Partirono all’alba. Thomas decise di non avvisare Jeanette, perché era sicuro che li avrebbe seguiti. Si inoltrarono tra i fitti alberi della foresta, diretti a sud. Ma erano troppo stanchi per proseguire. I postumi delle ore notturne passate insieme cominciavano a farsi sentire.

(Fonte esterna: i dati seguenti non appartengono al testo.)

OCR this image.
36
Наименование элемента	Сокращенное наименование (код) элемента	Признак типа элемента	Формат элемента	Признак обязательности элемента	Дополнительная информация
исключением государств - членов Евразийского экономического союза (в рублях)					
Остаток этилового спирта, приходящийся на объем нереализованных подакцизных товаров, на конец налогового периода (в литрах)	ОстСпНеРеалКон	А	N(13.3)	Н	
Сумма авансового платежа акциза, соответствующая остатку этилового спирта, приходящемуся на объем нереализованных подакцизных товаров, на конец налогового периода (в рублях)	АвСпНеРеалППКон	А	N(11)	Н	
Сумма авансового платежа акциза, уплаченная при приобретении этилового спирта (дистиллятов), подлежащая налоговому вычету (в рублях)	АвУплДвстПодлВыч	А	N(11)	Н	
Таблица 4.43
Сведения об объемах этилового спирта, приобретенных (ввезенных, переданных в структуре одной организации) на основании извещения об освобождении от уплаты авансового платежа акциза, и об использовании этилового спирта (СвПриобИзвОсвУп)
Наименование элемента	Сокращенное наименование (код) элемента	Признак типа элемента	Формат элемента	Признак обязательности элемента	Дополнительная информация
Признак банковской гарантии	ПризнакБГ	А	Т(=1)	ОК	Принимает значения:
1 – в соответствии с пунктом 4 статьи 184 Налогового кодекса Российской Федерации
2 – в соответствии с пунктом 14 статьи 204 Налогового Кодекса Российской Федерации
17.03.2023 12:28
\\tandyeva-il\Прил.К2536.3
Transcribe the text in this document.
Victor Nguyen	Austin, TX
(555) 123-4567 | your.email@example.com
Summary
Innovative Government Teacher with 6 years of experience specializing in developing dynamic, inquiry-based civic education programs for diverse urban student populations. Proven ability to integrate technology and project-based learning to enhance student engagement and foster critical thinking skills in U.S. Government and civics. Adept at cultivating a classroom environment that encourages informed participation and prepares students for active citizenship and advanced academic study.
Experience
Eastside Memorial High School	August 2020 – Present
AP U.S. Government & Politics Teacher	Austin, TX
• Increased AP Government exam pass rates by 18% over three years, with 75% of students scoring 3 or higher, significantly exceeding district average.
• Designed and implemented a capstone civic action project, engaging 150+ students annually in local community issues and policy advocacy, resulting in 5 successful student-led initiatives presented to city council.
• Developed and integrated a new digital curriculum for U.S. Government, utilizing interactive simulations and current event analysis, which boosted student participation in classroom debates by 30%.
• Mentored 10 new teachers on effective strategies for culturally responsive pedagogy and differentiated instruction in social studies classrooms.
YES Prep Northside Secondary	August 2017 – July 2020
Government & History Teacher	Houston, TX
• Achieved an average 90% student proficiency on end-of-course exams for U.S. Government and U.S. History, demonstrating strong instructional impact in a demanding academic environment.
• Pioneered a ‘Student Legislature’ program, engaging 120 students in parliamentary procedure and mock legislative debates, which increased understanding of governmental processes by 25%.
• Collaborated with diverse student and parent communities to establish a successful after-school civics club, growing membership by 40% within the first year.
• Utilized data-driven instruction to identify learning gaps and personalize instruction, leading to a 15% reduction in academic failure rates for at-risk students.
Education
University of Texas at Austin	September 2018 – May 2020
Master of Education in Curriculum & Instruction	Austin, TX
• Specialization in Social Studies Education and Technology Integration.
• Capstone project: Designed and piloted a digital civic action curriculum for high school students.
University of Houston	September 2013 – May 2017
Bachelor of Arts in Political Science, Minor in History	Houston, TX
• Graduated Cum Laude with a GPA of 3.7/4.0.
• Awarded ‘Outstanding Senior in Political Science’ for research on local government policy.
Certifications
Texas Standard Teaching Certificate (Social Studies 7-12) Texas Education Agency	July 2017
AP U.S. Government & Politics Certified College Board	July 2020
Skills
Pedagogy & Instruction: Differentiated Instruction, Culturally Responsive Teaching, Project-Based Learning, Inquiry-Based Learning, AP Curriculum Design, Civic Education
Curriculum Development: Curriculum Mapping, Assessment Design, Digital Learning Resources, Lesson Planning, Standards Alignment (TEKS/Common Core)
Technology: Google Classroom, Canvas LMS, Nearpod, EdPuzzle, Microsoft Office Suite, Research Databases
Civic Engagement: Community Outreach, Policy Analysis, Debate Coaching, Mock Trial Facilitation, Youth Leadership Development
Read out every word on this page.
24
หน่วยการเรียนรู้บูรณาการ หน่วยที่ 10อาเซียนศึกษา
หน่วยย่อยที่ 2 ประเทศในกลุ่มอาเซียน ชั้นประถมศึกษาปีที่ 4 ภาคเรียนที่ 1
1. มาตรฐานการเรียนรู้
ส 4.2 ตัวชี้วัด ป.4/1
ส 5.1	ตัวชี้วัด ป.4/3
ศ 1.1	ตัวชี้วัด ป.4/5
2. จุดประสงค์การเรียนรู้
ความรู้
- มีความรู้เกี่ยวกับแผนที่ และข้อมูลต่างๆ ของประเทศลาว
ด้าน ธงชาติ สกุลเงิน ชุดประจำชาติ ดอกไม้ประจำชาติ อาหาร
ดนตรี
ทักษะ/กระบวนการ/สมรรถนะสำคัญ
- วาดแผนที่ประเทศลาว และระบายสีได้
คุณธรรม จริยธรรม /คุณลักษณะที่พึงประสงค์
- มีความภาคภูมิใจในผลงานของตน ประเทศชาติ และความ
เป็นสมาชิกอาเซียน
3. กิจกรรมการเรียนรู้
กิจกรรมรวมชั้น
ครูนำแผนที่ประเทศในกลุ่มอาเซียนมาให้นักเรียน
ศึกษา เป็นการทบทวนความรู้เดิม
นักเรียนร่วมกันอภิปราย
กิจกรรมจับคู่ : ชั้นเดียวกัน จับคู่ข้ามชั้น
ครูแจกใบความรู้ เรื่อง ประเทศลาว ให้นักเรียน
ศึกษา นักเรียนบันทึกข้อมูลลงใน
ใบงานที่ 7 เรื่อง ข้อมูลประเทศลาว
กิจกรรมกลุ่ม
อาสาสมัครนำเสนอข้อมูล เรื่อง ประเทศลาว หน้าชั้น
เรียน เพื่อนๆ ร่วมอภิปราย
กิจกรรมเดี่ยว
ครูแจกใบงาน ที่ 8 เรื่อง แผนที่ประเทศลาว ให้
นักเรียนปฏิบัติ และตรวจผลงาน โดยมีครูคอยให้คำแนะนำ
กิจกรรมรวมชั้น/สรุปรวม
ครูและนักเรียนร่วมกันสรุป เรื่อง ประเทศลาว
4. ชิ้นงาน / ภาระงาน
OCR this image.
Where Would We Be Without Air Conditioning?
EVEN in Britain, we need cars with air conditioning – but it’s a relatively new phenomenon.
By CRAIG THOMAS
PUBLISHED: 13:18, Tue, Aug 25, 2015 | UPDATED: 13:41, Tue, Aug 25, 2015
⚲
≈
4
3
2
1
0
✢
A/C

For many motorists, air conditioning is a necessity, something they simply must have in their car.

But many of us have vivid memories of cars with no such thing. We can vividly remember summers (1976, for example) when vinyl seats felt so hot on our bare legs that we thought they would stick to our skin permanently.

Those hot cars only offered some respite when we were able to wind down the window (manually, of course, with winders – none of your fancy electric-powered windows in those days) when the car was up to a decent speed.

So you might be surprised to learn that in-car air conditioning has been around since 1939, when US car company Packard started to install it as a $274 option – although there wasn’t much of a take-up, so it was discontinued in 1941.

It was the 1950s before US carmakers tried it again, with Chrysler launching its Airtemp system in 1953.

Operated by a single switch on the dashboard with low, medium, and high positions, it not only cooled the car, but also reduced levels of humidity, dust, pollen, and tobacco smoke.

Robbie sbadigliava vistosamente, senza preoccuparsi di non darlo a vedere, e Thomas faticava a mettere un piede dietro l’altro. Eppure continuarono ad attraversare il bosco, determinati, fino a sera. Quando il tramonto tinse di rosso le cime degli alberi, e il cielo andava via via diventando violaceo, i due giovani capirono che un riparo per la notte era assolutamente indispensabile. Non erano ancora usciti dalla foresta. D’un tratto, come un miraggio, una catapecchia si materializzò davanti ai loro occhi. Era la solita capanna di uno dei tanti guardiacaccia, ma sembrava abbandonata. I ragazzi, sfiniti, non badarono a controllare, ma ci si fiondarono dentro, dividendo il piccolo letto posto in un angolo, addormentandosi in un batter d’occhio. Il primo raggio di sole batté sul viso di Thomas. Il giovane arciere si stiracchiò, e uscì all’aperto, respirando a pieni polmoni l’aria frizzante. L’autunno era alle porte. Aveva ancora i muscoli indolenziti dal sonno, ma decise di provare un po’ a tirare con l’arco, per tenersi in esercizio. Si mise ad una certa distanza da un frassino, incoccando la freccia. Tese al massimo i muscoli, accompagnando il movimento della corda di canapa, e in un istante la freccia si era conficcata esattamente al centro del tronco.
Robbie, che intanto si era svegliato, dalla soglia osservava ammirato i movimenti fluidi e coordinati del suo compagno.
- Mi insegni a usarlo? - chiese.
Thomas gli lanciò un’occhiata di traverso.
- Posso insegnarti tutto in dieci minuti - rispose. - Ma per imparare il resto ti ci vorrebbe un’intera esistenza. - - Ho cominciato a tirare frecce quando avevo sette anni, e soltanto a dieci la mia tecnica era sufficientemente buona. - aggiunse, mentre estraeva la cuspide d’acciaio dal tronco nodoso.
- Non può essere così difficile. - osservò Robbie, mentre si chinava a prendere l’arco che Thomas aveva lasciato a terra per andare a recuperare la freccia.
Il ragazzo biondo gli rivolse uno sguardo scettico.
- Va bene, proviamo. - acconsentì, avvicinandosi a Robbie. Si posizionò dietro di lui, e tese le braccia in corrispondenza delle sue. Due paia di mani reggevano l’arco di tasso.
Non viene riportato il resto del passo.